E te e te…, deliziosa
fanciulla, che allora, chi sa? non ti accorgevi nemmen più ch’io ti mancassi.
Ma… addio! il destino forse mi
ricondurrà più felice e più saggio… Ma… conviene dunque ch’io beva la saviezza
nel calice della sventura? Sia: quand’io sarò stanco della burrasca, il
naufragio sarà sempre pronto. Addio, dunque. Che, se mai, se mai non mi vedeste
più… e se…
Se… –
Conviene, per altro, ch’io mi
faccia conoscere a tutti quelli che non mi conoscono. Io dunque sono uno
strumento fatto per ogni tuono, e appunto appunto per modulare le transazioni.
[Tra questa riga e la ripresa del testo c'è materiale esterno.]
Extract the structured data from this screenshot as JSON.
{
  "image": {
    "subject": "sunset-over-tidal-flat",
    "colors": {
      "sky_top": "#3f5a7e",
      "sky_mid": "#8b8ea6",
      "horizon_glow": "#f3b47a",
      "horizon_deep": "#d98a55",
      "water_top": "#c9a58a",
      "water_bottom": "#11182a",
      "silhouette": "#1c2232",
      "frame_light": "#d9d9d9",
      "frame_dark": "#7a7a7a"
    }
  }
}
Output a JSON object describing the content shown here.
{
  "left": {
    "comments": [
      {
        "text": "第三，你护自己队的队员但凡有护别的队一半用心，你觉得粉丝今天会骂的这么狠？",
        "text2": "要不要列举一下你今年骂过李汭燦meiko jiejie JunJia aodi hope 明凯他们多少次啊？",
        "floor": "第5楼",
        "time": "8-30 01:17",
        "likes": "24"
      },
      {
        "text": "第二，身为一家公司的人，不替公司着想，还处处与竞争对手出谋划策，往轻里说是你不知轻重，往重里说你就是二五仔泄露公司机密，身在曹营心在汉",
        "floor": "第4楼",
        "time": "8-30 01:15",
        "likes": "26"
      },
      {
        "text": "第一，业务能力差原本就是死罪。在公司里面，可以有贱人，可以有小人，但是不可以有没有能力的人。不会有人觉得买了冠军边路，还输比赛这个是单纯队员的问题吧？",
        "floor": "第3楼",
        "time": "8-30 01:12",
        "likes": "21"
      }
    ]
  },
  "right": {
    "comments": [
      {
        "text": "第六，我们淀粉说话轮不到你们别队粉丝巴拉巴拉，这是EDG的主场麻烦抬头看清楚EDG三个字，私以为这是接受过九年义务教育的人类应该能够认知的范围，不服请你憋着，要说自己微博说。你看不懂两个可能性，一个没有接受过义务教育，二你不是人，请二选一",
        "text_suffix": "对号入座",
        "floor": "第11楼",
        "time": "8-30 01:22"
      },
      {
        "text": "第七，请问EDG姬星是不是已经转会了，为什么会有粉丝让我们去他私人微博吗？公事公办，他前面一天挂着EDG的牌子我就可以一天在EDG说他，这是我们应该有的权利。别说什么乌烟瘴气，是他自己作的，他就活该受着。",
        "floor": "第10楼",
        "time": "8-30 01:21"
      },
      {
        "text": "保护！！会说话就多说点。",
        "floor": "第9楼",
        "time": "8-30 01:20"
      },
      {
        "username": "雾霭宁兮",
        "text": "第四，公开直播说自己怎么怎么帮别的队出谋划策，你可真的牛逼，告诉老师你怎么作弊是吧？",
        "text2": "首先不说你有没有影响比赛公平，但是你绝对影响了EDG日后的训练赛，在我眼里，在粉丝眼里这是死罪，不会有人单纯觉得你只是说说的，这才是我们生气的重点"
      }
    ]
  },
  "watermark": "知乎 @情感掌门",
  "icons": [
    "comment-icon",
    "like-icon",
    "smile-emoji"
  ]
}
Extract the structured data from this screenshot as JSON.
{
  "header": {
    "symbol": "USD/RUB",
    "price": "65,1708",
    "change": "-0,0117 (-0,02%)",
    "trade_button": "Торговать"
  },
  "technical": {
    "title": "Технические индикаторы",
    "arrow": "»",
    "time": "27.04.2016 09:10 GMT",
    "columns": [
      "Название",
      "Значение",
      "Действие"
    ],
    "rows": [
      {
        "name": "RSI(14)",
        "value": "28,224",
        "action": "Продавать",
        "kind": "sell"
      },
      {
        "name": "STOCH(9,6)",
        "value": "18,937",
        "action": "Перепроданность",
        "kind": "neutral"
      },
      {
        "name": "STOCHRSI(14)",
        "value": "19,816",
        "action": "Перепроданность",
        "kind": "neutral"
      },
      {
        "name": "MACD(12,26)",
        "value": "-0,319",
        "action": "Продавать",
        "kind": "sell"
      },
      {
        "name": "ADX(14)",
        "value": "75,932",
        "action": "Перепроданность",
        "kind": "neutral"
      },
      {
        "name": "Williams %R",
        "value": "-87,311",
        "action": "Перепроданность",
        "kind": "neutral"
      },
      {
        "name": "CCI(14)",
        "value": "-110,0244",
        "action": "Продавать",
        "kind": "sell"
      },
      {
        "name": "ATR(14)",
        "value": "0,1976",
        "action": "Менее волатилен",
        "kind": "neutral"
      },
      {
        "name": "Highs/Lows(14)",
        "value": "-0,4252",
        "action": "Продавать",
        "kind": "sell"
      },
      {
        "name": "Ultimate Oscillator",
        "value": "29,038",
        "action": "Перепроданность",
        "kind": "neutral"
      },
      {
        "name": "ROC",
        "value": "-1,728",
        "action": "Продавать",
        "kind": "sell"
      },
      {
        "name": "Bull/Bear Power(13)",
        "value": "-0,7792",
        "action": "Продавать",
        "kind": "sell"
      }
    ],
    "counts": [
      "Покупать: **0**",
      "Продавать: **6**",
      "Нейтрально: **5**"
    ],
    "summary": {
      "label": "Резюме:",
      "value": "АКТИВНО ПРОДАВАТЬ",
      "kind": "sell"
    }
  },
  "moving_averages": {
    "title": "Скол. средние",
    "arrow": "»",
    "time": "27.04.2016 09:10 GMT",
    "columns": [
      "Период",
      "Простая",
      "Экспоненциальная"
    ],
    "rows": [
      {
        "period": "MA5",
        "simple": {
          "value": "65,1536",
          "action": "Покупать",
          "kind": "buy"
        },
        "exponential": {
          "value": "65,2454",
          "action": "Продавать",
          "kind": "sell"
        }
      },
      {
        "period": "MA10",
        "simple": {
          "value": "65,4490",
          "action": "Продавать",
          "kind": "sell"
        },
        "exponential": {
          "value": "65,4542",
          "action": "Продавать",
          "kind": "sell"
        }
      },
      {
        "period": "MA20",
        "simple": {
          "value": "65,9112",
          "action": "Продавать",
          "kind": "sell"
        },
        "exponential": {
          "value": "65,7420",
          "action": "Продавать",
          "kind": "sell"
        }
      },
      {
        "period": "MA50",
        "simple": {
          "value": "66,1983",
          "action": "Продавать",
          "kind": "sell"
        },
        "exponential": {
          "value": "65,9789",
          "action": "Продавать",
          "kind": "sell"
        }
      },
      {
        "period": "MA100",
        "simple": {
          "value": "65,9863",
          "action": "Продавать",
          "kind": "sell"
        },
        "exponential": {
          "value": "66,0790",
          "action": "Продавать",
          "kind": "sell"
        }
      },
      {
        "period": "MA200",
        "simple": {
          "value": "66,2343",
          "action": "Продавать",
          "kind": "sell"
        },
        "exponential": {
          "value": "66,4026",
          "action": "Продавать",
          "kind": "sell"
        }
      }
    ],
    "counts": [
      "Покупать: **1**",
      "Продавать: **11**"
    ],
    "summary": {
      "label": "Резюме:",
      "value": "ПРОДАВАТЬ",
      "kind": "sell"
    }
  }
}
Nel momento de’ miei “addio”
un reggimento di usseri trottava verso la Toscana. Il mio cavallo era normando
di razza, di alta taglia, baio dorato, coda all’inglese, ampio petto, gambe
snelle, orecchie ritte, collo e testa marziale… e vi era da scommettere cento
contr’uno che nelle prime campagne della guerra presente egli avesse avuto il
nome, le funzioni, e le qualità di Baiardo. Vero è ch’egli avea bisogno d’una
valdrappa assai larga che gli coprisse la groppa, e, se si deve credere alla
cronologia de’ cinque compratori che mi hanno preceduto, egli non contava che
sedici anni… più o meno.
Ma gli si leggeva, per altro, e nella fronte e nel portamento “Storie de’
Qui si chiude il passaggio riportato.